Ketekunan dan kegigihan Pak Hend memungut dan mendigitalisasi arsip dan tulisan ilmiah semata-mata diabdikan demi menyelenggarakan sumber-sumber sejarah bagi siapa saja yang ingin memelajari sejarah kehidupan Kristen. Mengenali sejarah berarti juga mengenali suatu sejarah peradaban suatu bangsa.
Kisah Pak Hend di perpustakaan tadi menggambarkan kecenderungan kita terhadap karya tulis ilmiah dan terhadap buku. Kita masih harus berjuang membangun peradaban dari buku, dari sumber-sumber tertulis, baik yang terbaru maupun yang kuno.
Prinsip jujur dan sederhana
Saifur Rohman pada tulisannya, Setelah Toko Buku Tutup (Kompas, 26/5/2023), menawarkan gagasan alternatif agar penghargaan ilmiah kepada dosen juga dari buku-buku ilmiah yang ditulis. Ini ikhtiar agar pola berperadaban kita tetap dipijakkan pada buku, pada budaya literasi.
Ada syarat yang mesti dipenuhi untuk mewujudkannya. Kerumitan pendidikan kita salah satunya disebabkan kita tidak mampu jujur dan sederhana. Pilihan menjadikan penerbitan buku ilmiah sebagai penghargaan prestasi dan kepakaran, misalnya, kita harus pastikan bahwa tidak ada akal-akalan kongkalikong antara penulis, lembaga validasi publikasi buku, dan penerbit.
Akal-akalan kongkalikong dalam pengelolaan pendidikan akhirnya membuat pendidikan kita tidak lagi sederhana. Atmosfer pendidikan jenuh dengan kecurigaan. Kita sulit memercayai setiap pelaku dunia pendidikan kita. Ujungnya, guru dan dosen juga kesulitan memercayai murid dan mahasiswanya. Akibatnya, mereka suka memberi banyak tugas, aturan, dan tuntutan untuk memastikan bahwa anak didiknya melakukan tugas dengan jujur dan kerja keras. Wajarlah apabila tidak ada kata rileks dan menyenangkan dalam dinamika pendidikan kita hari ini.
Pada podcast Gita Wirjawan, Maudy Ayunda berbagi pengalaman studinya di Inggris. Salah satu pola perkuliahan yang dialami Maudy adalah berulang kali ia harus membaca buku dan membuat ulasan sebagai bahan diskusi bersama mahasiswa lain. Diskusi dipandu dosen pembimbing. Begitulah mahasiswa belajar dan memberdayakan diri serta mendapatkan nilai.

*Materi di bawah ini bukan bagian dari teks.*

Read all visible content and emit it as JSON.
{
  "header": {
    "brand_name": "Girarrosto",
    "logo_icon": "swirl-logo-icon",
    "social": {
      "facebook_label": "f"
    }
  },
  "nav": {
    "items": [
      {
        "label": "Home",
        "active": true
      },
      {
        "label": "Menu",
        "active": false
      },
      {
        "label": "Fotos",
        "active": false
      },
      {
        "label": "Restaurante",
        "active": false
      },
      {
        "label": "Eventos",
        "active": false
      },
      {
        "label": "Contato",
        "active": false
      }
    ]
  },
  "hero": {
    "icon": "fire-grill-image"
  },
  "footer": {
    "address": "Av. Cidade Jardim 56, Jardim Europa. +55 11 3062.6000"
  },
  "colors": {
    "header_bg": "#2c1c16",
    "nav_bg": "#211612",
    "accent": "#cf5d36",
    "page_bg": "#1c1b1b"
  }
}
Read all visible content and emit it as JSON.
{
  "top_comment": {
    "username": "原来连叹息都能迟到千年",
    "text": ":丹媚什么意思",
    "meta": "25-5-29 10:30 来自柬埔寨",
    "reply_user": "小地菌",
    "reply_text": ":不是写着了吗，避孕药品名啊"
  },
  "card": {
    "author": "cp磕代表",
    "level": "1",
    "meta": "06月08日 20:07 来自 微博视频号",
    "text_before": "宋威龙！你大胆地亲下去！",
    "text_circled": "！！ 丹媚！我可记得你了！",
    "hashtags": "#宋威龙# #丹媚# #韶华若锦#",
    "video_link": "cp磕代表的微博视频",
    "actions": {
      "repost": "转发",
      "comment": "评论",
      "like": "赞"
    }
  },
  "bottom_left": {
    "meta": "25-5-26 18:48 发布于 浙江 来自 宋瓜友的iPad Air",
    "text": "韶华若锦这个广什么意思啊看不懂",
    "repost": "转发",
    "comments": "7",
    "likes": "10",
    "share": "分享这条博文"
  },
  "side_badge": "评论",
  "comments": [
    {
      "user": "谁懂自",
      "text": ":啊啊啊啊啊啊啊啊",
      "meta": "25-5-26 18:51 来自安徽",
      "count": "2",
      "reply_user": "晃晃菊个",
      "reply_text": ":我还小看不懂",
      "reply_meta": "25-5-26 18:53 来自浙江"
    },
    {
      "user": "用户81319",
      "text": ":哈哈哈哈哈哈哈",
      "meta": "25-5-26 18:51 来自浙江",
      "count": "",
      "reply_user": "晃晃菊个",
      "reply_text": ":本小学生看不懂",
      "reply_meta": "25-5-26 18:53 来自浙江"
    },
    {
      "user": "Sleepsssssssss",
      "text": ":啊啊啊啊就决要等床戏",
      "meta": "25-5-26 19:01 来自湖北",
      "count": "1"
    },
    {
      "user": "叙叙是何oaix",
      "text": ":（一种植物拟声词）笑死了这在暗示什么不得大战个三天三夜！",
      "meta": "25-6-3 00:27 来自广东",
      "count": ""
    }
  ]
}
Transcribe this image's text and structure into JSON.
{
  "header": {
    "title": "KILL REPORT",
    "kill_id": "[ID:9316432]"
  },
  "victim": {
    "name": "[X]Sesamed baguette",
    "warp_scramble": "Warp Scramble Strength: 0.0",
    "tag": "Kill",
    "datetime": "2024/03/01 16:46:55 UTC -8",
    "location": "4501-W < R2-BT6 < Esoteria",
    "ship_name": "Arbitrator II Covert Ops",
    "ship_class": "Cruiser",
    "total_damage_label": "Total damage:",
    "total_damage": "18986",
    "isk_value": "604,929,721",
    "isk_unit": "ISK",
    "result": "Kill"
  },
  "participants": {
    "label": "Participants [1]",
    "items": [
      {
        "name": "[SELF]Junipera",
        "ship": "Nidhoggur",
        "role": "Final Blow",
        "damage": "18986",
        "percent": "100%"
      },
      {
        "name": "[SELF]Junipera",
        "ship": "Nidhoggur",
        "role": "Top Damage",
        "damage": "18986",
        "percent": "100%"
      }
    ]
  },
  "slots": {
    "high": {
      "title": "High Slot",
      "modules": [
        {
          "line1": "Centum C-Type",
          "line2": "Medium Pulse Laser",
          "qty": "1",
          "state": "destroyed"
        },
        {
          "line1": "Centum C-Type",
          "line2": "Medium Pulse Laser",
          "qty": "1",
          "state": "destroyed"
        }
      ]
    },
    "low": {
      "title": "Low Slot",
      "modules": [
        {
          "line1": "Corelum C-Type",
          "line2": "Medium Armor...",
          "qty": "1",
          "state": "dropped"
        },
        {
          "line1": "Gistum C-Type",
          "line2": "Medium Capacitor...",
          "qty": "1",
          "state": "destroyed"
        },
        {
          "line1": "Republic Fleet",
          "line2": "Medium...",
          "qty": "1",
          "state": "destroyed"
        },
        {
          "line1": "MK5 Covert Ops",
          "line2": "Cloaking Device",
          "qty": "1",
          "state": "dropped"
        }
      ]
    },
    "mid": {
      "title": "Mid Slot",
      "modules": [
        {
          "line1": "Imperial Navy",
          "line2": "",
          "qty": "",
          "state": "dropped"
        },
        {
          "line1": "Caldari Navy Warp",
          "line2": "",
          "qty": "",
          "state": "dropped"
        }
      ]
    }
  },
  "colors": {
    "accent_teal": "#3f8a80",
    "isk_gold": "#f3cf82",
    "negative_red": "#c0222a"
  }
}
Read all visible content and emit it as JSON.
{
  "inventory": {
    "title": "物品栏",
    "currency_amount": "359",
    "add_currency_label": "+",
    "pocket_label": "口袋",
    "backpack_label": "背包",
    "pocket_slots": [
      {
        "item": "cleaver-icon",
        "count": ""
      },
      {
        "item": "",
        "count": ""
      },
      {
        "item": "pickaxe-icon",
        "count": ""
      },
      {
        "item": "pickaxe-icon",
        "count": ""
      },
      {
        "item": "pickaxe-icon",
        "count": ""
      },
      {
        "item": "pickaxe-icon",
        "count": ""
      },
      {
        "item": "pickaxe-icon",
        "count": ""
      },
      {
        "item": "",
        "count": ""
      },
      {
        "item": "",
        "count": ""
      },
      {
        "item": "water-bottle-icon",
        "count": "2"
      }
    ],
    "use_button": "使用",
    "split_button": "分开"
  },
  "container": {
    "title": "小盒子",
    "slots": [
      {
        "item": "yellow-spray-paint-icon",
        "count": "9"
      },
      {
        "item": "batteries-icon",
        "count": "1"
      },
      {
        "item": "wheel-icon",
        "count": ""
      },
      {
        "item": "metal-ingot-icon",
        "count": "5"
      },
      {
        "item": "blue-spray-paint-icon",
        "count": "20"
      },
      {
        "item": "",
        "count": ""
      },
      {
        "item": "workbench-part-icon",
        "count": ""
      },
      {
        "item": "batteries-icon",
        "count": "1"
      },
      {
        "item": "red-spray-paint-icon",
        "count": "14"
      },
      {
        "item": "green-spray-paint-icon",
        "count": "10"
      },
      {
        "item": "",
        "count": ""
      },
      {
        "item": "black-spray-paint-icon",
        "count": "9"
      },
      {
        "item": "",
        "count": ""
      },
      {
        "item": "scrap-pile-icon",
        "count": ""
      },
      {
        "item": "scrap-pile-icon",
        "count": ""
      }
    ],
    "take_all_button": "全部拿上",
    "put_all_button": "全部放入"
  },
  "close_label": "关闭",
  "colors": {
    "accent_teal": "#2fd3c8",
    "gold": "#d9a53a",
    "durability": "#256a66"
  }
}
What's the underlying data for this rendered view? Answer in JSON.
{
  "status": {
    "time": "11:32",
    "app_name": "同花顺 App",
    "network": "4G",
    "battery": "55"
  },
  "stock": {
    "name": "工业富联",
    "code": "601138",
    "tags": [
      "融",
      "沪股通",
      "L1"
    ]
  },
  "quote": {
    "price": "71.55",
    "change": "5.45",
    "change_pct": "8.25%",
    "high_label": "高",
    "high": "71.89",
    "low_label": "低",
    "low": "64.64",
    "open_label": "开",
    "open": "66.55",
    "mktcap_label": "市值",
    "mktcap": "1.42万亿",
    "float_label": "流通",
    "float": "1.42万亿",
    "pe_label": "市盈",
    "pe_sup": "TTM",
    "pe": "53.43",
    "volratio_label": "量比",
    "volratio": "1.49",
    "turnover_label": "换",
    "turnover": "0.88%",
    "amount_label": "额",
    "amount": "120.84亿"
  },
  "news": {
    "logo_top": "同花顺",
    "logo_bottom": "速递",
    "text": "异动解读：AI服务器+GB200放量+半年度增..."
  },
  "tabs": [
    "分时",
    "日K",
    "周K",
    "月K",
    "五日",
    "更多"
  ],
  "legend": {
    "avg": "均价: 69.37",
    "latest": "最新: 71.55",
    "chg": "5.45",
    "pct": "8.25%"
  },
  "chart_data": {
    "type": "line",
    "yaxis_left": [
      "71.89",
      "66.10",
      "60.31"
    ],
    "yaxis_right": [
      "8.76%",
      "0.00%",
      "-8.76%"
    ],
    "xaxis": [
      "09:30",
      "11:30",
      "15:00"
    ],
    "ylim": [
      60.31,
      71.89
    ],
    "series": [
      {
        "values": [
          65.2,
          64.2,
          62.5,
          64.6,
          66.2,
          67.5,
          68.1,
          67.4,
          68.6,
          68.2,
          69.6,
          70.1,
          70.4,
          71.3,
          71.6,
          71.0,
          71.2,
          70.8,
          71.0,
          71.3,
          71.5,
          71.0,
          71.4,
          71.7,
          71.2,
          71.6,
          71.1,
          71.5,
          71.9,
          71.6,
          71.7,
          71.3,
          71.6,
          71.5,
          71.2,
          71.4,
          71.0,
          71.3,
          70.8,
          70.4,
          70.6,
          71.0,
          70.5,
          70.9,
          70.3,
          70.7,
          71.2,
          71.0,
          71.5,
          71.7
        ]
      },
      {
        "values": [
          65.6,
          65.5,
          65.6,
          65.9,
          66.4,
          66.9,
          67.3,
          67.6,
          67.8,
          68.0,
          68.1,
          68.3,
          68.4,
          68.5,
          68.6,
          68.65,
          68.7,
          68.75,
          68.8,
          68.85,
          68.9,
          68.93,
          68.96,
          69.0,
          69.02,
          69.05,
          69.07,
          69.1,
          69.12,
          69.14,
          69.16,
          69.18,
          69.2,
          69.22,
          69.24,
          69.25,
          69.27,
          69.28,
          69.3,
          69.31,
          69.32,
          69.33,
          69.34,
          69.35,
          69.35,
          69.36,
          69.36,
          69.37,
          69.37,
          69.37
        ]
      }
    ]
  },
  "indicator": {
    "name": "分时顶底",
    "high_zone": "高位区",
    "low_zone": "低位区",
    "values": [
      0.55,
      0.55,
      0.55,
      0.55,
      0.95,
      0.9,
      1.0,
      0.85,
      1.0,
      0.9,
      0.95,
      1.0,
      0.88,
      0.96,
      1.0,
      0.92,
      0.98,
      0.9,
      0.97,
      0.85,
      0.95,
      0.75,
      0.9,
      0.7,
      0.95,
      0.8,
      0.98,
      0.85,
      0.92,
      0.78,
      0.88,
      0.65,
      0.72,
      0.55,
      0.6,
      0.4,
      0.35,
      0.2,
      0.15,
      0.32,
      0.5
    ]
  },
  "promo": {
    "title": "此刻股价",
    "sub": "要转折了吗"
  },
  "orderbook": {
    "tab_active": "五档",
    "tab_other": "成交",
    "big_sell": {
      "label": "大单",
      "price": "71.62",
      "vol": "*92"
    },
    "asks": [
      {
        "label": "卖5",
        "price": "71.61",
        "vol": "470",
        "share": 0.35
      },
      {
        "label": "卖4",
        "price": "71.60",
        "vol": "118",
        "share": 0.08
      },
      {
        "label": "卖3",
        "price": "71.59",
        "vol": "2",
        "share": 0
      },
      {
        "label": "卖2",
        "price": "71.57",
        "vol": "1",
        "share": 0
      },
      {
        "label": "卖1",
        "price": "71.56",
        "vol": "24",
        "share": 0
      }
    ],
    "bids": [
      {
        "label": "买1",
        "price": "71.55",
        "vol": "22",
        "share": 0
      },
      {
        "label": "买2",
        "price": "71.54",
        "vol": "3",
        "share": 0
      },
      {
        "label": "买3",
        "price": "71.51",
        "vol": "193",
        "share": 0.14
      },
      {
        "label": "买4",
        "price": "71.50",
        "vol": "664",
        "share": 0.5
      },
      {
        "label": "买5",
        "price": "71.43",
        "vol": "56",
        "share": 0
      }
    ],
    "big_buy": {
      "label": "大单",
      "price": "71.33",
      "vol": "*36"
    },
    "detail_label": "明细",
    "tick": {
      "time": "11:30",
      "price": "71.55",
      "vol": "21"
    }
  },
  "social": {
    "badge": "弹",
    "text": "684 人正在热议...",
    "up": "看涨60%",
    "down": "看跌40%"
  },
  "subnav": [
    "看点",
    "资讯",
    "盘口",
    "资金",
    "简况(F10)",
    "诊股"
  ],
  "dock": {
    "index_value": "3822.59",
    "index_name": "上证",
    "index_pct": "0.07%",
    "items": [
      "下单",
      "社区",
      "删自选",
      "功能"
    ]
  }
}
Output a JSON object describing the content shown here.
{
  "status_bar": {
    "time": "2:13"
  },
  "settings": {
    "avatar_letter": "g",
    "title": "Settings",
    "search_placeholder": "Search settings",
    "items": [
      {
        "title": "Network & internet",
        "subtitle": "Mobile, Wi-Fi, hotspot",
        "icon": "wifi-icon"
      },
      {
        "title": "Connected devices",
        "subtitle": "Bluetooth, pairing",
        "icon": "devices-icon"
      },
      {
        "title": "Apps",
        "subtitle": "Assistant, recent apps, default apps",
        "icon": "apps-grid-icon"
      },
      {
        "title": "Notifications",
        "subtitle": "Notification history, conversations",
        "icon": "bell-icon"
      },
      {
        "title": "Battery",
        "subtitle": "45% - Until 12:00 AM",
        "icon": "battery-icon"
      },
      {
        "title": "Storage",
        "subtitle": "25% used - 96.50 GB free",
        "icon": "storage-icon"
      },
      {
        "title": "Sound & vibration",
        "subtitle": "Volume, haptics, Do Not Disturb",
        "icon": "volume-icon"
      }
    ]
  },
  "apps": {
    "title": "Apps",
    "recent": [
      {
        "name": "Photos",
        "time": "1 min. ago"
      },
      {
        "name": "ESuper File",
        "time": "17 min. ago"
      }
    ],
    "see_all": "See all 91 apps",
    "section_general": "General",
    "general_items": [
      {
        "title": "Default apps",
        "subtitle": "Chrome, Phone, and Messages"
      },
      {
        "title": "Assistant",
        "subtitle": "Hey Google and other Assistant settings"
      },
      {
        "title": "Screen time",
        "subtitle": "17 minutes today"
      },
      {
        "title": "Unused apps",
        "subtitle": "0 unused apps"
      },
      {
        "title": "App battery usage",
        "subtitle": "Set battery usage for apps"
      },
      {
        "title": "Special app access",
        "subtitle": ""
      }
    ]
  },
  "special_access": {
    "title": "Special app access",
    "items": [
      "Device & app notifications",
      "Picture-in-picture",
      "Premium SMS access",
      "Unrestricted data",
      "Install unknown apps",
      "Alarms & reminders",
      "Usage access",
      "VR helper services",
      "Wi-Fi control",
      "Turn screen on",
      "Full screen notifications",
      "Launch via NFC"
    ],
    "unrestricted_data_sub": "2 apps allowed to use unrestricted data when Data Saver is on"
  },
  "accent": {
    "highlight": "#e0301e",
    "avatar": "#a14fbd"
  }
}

Ini menggambarkan bagaimana bangsa-bangsa lain terus memijakkan pembangunan peradabannya dari buku. Sejak pendidikan dasar, anak-anak diakrabkan dengan buku. Sepertinya kita masih melihat proses seperti itu kurang berguna, bahkan sia-sia. Sebab, jangan-jangan kita kurang percaya bahwa mahasiswa atau murid kita sungguh-sungguh telah membaca buku yang kita syaratkan. Sebab, jujur saja banyak guru dan dosen kita tak mampu tekun membaca buku.